Doctors have identified 40 commonly prescribed treatments which either don’t work or won’t necessarily help patients get better.
X-rays don’t always help those suffering from lower back pain and blood tests are not needed to diagnose the menopause in women, experts said.
The findings form part of a new ‘Choosing Wisely’ campaign, which warns people that “more doesn’t always mean better” when it comes to treatment.
The campaign comes after 82% of doctors said they had prescribed or carried out a treatment which they knew to be unnecessary, with patient pressure or patient expectation cited as the main reason.
To help patients and medics make the right decisions about care, the Academy of Medical Royal Colleges (AMRC) has recorded 40 treatments or tests that are of little or no use to patients.
Some of the advice includes:
- Using tap water to clean up cuts and grazes is just as good as a saline solution.
- A plaster cast is not needed for some small wrist fractures in children who may find that a removable splint will help them to heal just as quickly.
- Children with bronchiolitis, or breathing problems, often get better without treatment.
- Electronic monitoring of a baby’s heart is only needed during labour if the mother has a higher risk of complications.
- X-rays do not help to deal with lower back pain if there are no other concerning features.
- Chemotherapy may be used to relieve terminal cancer symptoms but can also be painful, cannot cure the disease and may well bring further distress in the final months of life.
- Routine screening for prostate conditions using a test known as a Prostate Specific Antigen, or PSA test, does not lead to longer life and can bring unnecessary anxiety.
- Blood tests are not necessarily needed to diagnose menopause in women aged 45 and over.
The AMRC also gives key pointers to patients and doctors on how to treat health-related issues.
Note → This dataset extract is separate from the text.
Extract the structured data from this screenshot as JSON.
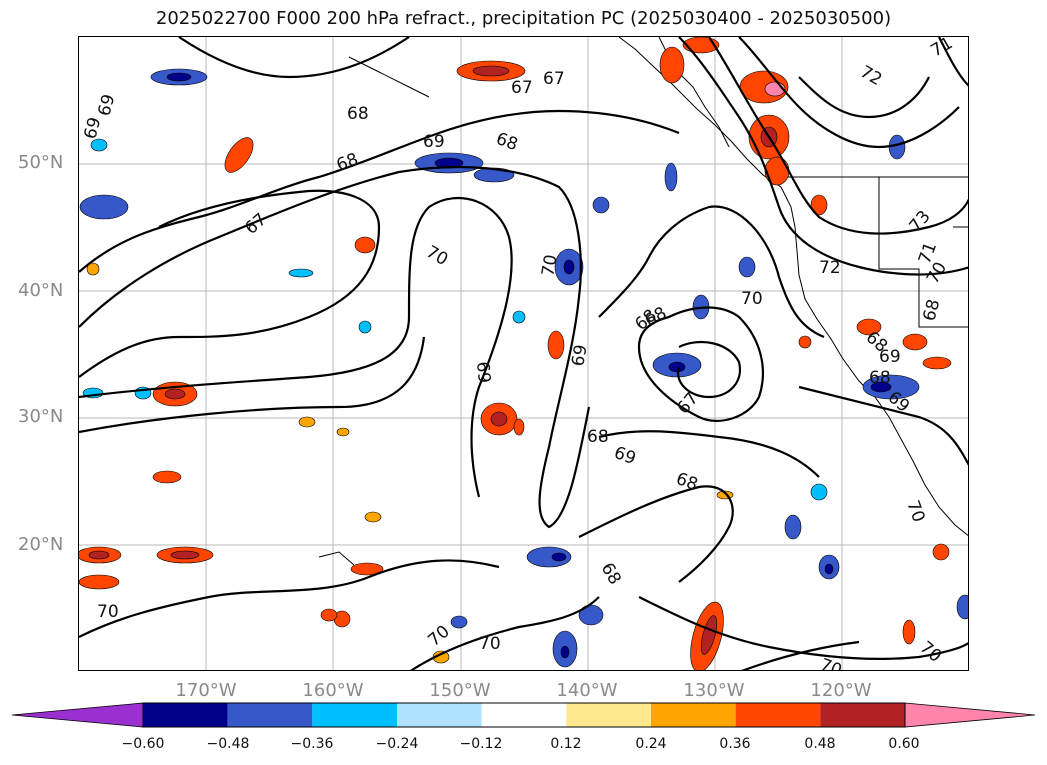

It also advises patients to ask themselves five key questions when seeking treatment, such as:
- Do I really need this treatment?
- What are the risks or downsides?
- What are the possible side-effects?
- Are there simpler, safer options?
- What will happen if I do nothing?
AMRC chairman Professor Dame Sue Bailey told The Press Association: “We all have a duty to look after resources in healthcare, especially when the NHS is under so much pressure, but that’s not the main motivation for this initiative.
“What’s much more important is that both doctors and patients really question whether the particular treatment is really necessary.
“Medicine or surgical interventions don’t need to be the only solution offered by a doctor and more certainly doesn’t always mean better.”